I often think about what the attraction is to pottery for many people - apart from the wish to make pots magically on the wheel. I belong to the Deep River Potters' Guild which has a fully equipped ceramic studio. These past few years have been particularly rewarding as we have had several really keen new members who have introduced the rest of us to lots of new styles and work and who are not afraid to take on new challenges in terms of the kind of work that they make. Many of them have mentioned that there are so many different aspects to clay - something for everyone - that you can never get bored. They mention how it allows them to be creative and that the creative process often gives them a "high" and how they can get lost in the process. I know the feeling well!
How do you get into that creative high? John Cleese has given several talks on the topic: ( http://www.fastcocreate.com/1680999/4-lessons-in-creativity-from-john-cleese )
Several of his tips really resonate with me. First you need to have uninterrupted time and lots of it - at least an hour and a half because it takes about 1/2 an hour to get really into it and then you need time for those unconscious ideas to percolate. Secondly you should delay making decisions about a project until the last minute. We feel a bit stressed if we have not made a decision but by delaying it as much as possible it gives our unconscious minds even more time to come up with more creative ideas. So leave unfinished work around - you will eventually come up with a more brilliant plan on how to finish it. However once you have come up with a decision, then you need to focus and get the project done.
That need for uninterrupted time is something that has started to worry me. I have just finished reading a book - "A Deadly Wandering - A Tale of Tragedy and Redemption in the Age of Attention" by Matt Richtel. It is the true story of a teenager who killed two people while texting and driving. The story is interspersed with chapters on past and present research on what technology is doing to our brains and especially to young children whose brains have not fully developed. To be creative we need uninterrupted time - and when I look around everyone is texting/talking/checking emails -so it is getting harder and harder to do! The book explains how each interruption brings a squirt of dopamine in the brain - so these interruptions can become addictive. Then when you need to focus to get your project done - the interruptions again affect your brain's ability - the part that works with the focus and reasoning part - as the research mentioned in the book indicates.

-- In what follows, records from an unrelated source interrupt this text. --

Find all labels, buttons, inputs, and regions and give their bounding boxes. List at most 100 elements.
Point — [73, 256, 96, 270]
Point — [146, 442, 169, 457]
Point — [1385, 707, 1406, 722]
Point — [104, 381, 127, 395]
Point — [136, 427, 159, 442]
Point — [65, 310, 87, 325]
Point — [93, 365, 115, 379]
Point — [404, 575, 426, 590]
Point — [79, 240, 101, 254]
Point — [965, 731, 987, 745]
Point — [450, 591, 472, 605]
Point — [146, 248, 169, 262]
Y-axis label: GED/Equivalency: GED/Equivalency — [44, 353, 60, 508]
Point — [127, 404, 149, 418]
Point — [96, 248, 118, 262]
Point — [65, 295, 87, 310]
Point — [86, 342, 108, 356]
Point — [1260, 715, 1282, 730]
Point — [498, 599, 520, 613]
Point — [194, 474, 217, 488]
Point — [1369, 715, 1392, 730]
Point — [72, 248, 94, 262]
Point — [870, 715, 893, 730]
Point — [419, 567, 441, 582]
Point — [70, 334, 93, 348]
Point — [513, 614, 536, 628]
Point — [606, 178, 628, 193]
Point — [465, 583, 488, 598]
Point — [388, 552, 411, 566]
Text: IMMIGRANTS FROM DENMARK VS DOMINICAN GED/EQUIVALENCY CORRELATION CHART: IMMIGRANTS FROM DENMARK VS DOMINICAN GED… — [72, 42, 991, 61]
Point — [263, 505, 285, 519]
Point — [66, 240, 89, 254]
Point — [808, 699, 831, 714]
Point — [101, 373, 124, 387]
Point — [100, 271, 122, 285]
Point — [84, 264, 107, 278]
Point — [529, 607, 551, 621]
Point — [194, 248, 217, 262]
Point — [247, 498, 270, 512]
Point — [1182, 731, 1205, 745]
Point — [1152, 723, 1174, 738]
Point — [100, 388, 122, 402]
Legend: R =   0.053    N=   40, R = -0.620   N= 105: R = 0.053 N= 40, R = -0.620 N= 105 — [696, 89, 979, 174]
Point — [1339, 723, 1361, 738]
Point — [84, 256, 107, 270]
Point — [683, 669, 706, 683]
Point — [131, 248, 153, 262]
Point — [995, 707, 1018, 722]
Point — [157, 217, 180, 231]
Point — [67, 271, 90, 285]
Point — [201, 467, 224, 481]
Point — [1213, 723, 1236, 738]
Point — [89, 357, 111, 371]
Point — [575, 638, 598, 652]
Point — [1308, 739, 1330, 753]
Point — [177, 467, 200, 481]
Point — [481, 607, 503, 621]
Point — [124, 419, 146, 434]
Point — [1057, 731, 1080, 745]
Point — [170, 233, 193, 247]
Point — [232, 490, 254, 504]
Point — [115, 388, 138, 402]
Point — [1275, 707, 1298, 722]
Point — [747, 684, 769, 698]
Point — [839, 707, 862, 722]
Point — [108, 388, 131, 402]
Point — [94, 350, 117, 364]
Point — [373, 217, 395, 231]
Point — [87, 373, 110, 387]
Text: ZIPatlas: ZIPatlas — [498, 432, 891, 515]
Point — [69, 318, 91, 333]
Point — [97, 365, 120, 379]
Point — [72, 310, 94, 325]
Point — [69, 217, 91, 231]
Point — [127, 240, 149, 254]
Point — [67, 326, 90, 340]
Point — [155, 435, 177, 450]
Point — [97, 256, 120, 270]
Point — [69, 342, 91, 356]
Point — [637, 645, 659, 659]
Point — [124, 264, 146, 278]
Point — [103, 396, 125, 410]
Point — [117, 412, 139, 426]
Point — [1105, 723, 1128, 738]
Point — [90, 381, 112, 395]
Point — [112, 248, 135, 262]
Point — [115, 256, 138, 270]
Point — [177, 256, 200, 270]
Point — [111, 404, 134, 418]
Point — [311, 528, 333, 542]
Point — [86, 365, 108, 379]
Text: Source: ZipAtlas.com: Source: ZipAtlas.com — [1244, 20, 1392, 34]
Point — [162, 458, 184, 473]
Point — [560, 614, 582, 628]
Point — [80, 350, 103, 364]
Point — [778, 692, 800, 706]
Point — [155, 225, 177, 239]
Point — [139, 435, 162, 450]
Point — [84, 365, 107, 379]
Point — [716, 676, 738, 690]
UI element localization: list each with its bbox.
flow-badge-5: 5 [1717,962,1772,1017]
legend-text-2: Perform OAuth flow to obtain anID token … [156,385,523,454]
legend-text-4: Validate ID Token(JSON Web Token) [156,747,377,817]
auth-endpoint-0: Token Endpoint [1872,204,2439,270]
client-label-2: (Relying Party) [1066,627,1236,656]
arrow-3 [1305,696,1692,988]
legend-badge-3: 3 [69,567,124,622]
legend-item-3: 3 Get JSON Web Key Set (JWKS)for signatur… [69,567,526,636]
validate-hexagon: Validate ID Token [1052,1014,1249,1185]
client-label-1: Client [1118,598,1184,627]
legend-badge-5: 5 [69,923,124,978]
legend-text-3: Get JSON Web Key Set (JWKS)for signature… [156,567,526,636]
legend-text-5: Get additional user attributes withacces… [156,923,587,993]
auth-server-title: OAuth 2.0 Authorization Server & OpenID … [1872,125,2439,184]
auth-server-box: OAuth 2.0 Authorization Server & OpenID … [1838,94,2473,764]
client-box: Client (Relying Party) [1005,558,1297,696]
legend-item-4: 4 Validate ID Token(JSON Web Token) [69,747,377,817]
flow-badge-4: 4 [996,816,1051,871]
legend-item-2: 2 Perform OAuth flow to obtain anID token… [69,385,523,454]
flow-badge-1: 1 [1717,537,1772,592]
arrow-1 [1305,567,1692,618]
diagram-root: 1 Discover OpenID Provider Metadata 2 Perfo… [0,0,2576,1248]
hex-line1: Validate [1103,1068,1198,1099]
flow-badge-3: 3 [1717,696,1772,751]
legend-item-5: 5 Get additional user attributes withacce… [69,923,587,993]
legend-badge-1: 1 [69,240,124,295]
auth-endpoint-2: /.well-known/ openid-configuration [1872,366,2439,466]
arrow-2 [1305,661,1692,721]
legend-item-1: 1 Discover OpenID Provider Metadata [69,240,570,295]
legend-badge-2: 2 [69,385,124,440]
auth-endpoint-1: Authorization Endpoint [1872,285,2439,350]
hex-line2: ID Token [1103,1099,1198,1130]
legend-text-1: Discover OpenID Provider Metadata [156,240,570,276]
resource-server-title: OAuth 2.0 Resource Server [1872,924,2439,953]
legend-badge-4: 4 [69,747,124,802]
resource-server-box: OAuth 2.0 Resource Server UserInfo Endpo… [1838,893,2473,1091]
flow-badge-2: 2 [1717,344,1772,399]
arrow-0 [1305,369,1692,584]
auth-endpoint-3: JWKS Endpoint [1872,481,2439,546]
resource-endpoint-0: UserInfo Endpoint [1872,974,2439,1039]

Another tip from John is to work in a group. I find that I love to look at other people's work as I not only learn from it but can also be inspired by it whether it is a beginner or expert!. Although I work mostly at home I do all my glazing and firings at the Guild. All our firings end up as communal so we get lots of members work in each firing - whether it is in the electric or gas kilns. So kiln openings can get rather exciting as we exchange comments and discuss the results! Lots of opinions and that is what gets the creative juices flowing and what makes belonging to the Guild so rewarding.